林 羅山 はやし らざん
   

醫者正堅子柔賦六言

一絶寄。余且以其所詠數詩。同書以丐。雌黄其格進於曩時不已。則前程豈可測乎。因和其韻。而贈焉。聊有所感。遇于此云。

名在儒毉可穪
子今早学倉和
豢龍勝屠龍技
進士猶聞擧軻

世上同流合汗
柰何似展禽和
道之不行誰罪
車馬迷而轗軻

不山林不朝市
欲潔唯傷性和
人僉云歸栗山
世無識慕荊軻

己未仲秋 羅浮子稿
 医者正堅子柔=三宅擔庵 万治2年(1659)歿。桑名藩儒臣。近江生。名は正堅、字は子柔、擔庵と号す。堀正意(林羅山門)に学ぶ。

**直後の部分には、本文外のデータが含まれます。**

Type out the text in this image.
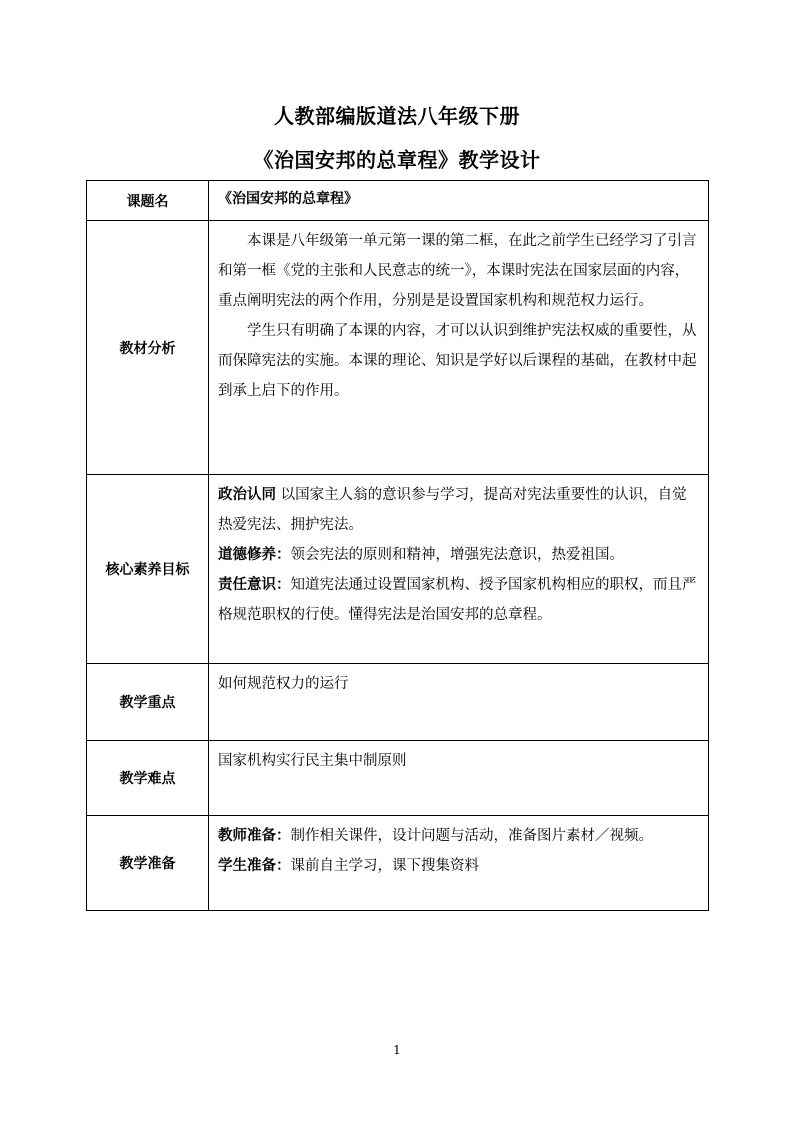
人教部编版道法八年级下册
《治国安邦的总章程》教学设计
课题名	《治国安邦的总章程》
教材分析	本课是八年级第一单元第一课的第二框，在此之前学生已经学习了引言和第一框《党的主张和人民意志的统一》，本课时宪法在国家层面的内容，重点阐明宪法的两个作用，分别是是设置国家机构和规范权力运行。

学生只有明确了本课的内容，才可以认识到维护宪法权威的重要性，从而保障宪法的实施。本课的理论、知识是学好以后课程的基础，在教材中起到承上启下的作用。

核心素养目标	政治认同 以国家主人翁的意识参与学习，提高对宪法重要性的认识，自觉热爱宪法、拥护宪法。

道德修养：领会宪法的原则和精神，增强宪法意识，热爱祖国。

责任意识：知道宪法通过设置国家机构、授予国家机构相应的职权，而且严格规范职权的行使。懂得宪法是治国安邦的总章程。

教学重点	如何规范权力的运行
教学难点	国家机构实行民主集中制原则
教学准备	教师准备：制作相关课件，设计问题与活动，准备图片素材／视频。

学生准备：课前自主学习，课下搜集资料

1
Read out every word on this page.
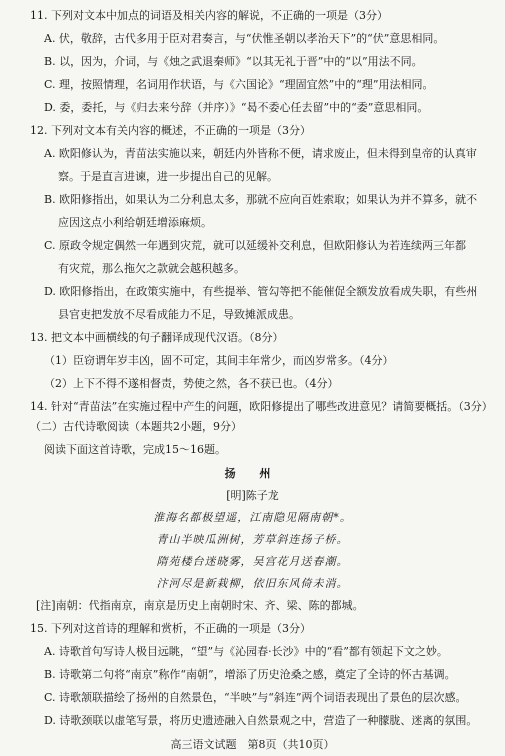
11. 下列对文本中加点的词语及相关内容的解说，不正确的一项是（3分）
A. 伏，敬辞，古代多用于臣对君奏言，与“伏惟圣朝以孝治天下”的“伏”意思相同。
B. 以，因为，介词，与《烛之武退秦师》“以其无礼于晋”中的“以”用法不同。
C. 理，按照情理，名词用作状语，与《六国论》“理固宜然”中的“理”用法相同。
D. 委，委托，与《归去来兮辞（并序）》“曷不委心任去留”中的“委”意思相同。
12. 下列对文本有关内容的概述，不正确的一项是（3分）
A. 欧阳修认为，青苗法实施以来，朝廷内外皆称不便，请求废止，但未得到皇帝的认真审
察。于是直言进谏，进一步提出自己的见解。
B. 欧阳修指出，如果认为二分利息太多，那就不应向百姓索取；如果认为并不算多，就不
应因这点小利给朝廷增添麻烦。
C. 原政令规定偶然一年遇到灾荒，就可以延缓补交利息，但欧阳修认为若连续两三年都
有灾荒，那么拖欠之款就会越积越多。
D. 欧阳修指出，在政策实施中，有些提举、管勾等把不能催促全额发放看成失职，有些州
县官吏把发放不尽看成能力不足，导致摊派成患。
13. 把文本中画横线的句子翻译成现代汉语。（8分）
（1）臣窃谓年岁丰凶，固不可定，其间丰年常少，而凶岁常多。（4分）
（2）上下不得不遂相督责，势使之然，各不获已也。（4分）
14. 针对“青苗法”在实施过程中产生的问题，欧阳修提出了哪些改进意见？请简要概括。（3分）
（二）古代诗歌阅读（本题共2小题，9分）
阅读下面这首诗歌，完成15～16题。
扬 州
[明]陈子龙
淮海名都极望遥，江南隐见隔南朝*。
青山半映瓜洲树，芳草斜连扬子桥。
隋苑楼台迷晓雾，吴宫花月送春潮。
汴河尽是新栽柳，依旧东风倚未消。
[注]南朝：代指南京，南京是历史上南朝时宋、齐、梁、陈的都城。
15. 下列对这首诗的理解和赏析，不正确的一项是（3分）
A. 诗歌首句写诗人极目远眺，“望”与《沁园春·长沙》中的“看”都有领起下文之妙。
B. 诗歌第二句将“南京”称作“南朝”，增添了历史沧桑之感，奠定了全诗的怀古基调。
C. 诗歌颔联描绘了扬州的自然景色，“半映”与“斜连”两个词语表现出了景色的层次感。
D. 诗歌颈联以虚笔写景，将历史遗迹融入自然景观之中，营造了一种朦胧、迷离的氛围。
高三语文试题　第8页（共10页）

 一絶寄せる。余且に以って其所を数詩詠ず。同じく書を以って丐(=与)える。雌黄(詩文の語句を改めること)其の格(きまり)を進め、曩時(=先頃)に於いても已(や)まず。則ち前程(=将来)豈に測らんや。因って「和」其の韻とし、而して贈る。聊さか所感有り。遇(たまたま)(ここ)に云う。

 名在り 儒毉(=医)と称す可(べし)
 子今 早くも倉する(しまいこむ)を学ぶ。
 豢(養われた)龍 屠龍技(龍を殺す技=巧みではあるが実際の役に立たない技の例)に勝る。
 進士 猶お聞く 軻(=孟子)を挙げるを。

 世上(世の中)の同流は 汗を合わす。
 柰何(どうして)(とりこにする)を展べる似(ごとし)
 道之(=道士) 行なわざる 誰の罪ぞ。
 車馬迷い 而(しこう)して轗軻(車の行き悩む様=物事が思うようにならない様。人の不運など)

 山林にあらず朝市にあらず。
 欲潔を欲し 唯 性(さが)を傷す。
 人僉(みな)云う 栗山に帰ると。世 識(物事の是非)無く 荊軻(戦国斉り刺客 慶郷(=荊卿)。燕の太子 円の命令で秦の始皇帝を暗殺しようとして失敗、殺された)を慕う。

 己未仲秋=元和5年(1619) 37歳
30p×68p

天正11年(1583年)生〜明暦3年1月23日(1657年3月7日)歿
 江戸前期の漢学者(朱子学派)。名は忠・信勝、通称は又三郎、のち剃髪して道春、字は子信、別号は羅浮山・浮山・羅洞・長胡・瓢庵・尊経堂・梅花村・夕顔庵。